Data Intelligence, Business Analytics
Interesting new data about searcher behavior from a recent User Centric eye-tracking study: Whether using Google or Bing, all 24 participants looked at the organic search results for their queries, but between 70% and 80% ignored the paid ads on the right side of the page.
User Centric studied the search behavior of 24 “experienced users” of both Google and Bing, all between 18 and 54 years old. They were asked to do eight searches — four on Google (with Google Instant turned off) and the other four on Bing.
The results? Here’s a table version of the diagram above.
Read full story at http://searchengineland.com/eye-tracking-study-everybody-looks-at-o...

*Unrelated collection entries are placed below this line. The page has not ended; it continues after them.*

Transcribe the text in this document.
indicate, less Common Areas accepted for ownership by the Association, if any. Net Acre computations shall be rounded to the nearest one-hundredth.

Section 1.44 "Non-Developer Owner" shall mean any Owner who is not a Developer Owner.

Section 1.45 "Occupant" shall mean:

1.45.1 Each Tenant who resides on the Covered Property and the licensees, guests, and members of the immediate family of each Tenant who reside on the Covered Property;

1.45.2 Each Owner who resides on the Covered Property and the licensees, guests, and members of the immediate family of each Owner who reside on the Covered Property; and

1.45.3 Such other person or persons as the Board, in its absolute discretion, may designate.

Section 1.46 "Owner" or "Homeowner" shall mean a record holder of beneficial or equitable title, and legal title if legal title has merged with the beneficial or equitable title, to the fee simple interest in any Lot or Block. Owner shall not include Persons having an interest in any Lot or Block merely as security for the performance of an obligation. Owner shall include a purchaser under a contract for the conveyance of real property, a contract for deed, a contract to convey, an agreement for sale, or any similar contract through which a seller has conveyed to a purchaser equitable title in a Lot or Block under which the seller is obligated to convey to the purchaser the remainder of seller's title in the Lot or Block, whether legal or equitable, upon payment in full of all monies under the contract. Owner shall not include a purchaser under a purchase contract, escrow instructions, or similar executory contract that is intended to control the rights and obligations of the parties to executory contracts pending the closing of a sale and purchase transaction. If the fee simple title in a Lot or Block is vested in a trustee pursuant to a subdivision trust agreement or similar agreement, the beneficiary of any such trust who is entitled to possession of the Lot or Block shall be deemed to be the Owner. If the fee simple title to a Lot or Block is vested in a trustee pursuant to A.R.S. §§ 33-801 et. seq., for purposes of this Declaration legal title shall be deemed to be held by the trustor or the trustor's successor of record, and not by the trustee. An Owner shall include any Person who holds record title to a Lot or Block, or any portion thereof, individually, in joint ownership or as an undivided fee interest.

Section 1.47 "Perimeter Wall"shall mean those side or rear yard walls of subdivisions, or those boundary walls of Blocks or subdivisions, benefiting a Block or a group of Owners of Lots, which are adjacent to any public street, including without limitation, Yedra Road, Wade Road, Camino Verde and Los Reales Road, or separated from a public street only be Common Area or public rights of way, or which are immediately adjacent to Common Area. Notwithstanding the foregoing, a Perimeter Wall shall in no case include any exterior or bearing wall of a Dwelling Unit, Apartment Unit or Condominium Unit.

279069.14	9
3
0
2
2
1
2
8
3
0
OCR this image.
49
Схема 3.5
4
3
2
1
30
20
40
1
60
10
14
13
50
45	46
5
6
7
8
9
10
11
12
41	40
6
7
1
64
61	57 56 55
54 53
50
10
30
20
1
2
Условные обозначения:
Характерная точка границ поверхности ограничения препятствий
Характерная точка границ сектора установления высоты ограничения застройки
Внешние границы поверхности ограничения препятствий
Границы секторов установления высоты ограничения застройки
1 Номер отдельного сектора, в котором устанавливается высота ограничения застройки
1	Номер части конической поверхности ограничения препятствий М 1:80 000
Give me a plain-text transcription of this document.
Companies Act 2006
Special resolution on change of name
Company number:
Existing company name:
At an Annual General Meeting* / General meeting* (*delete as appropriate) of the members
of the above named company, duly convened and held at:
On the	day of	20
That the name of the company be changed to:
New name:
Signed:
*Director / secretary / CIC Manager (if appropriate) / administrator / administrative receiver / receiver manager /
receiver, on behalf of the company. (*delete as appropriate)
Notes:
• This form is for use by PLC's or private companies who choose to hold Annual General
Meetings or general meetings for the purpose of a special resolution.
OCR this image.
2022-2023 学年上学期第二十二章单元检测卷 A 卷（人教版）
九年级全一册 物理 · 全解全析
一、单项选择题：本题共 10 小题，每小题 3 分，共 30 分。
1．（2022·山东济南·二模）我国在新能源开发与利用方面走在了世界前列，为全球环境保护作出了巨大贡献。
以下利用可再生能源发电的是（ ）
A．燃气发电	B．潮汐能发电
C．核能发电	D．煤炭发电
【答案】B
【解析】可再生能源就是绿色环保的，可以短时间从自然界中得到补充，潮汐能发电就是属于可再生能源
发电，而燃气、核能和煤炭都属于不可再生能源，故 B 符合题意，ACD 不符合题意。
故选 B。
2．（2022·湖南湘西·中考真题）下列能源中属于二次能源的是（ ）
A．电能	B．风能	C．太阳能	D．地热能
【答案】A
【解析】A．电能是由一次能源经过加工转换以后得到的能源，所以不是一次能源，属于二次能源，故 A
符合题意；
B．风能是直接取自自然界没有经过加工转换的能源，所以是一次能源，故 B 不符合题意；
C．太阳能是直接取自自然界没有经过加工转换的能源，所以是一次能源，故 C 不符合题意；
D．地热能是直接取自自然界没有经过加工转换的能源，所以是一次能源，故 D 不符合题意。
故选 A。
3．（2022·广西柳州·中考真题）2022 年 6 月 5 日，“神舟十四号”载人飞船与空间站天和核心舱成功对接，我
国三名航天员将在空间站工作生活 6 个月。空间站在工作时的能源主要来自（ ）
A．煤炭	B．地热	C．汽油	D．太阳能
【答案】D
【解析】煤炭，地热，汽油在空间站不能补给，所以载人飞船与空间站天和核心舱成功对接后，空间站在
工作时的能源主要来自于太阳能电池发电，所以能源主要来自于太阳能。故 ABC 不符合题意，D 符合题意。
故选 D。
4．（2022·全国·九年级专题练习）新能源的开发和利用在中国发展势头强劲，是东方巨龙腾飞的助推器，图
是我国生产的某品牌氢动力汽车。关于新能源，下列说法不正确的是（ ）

If these findings are correct, it's easy to put the ads on the left side and organic results on the right side. It might be even more efficient to randomly swap left / right, as interactive web pages are likely to create higher CTR than static pages.
Even better, add a small icon next to each paid ad: the search engine could automatically harvest the icon on the landing page. Social networks - Facebook, Ning, LinkedIn - have done that for quite some time: extracting an image (on the landing page) and attaching it to every link that you post.
That is the typical behaviuor one would expect from experienced users, indeed they know in advance where to find results and what is ads.
An experienced user learns that the links in the corpus are less biased that the Ads and thus,I the probability of finding what he is looking for is higher.
I expect that swapping left and right won't change too much, after the users learn it. If the ads are randomly swapped the user will probably have an initial exploratory phase to decide what is search results and what is ads, than he will concentrate on the search results.
We should remember that human are supposed to be sentient and to adapt to the environment.
They also like fancy icons ;)
Adding icons and pictures can improve the appetibility of some Ads.
Thanks for sharing. This is nice to know but with my experience if you're in a really competitive industry, you don't always get the best possible return for your ad spend on the top left ads. Definitely, top organic lisitngs are to go after but unfortunately not the same with ads. Many times, your competition will recklessly try to out-bid you and think that they're doing the best thing. What they do end up doing is raising your CPC and lowering your ROAS unnecessarily. Wonder what folks out there are doing to deal with that. Not to mention that it might actually work out for many but it's important to keep a close eye on the ROI, not just chase for top rankings.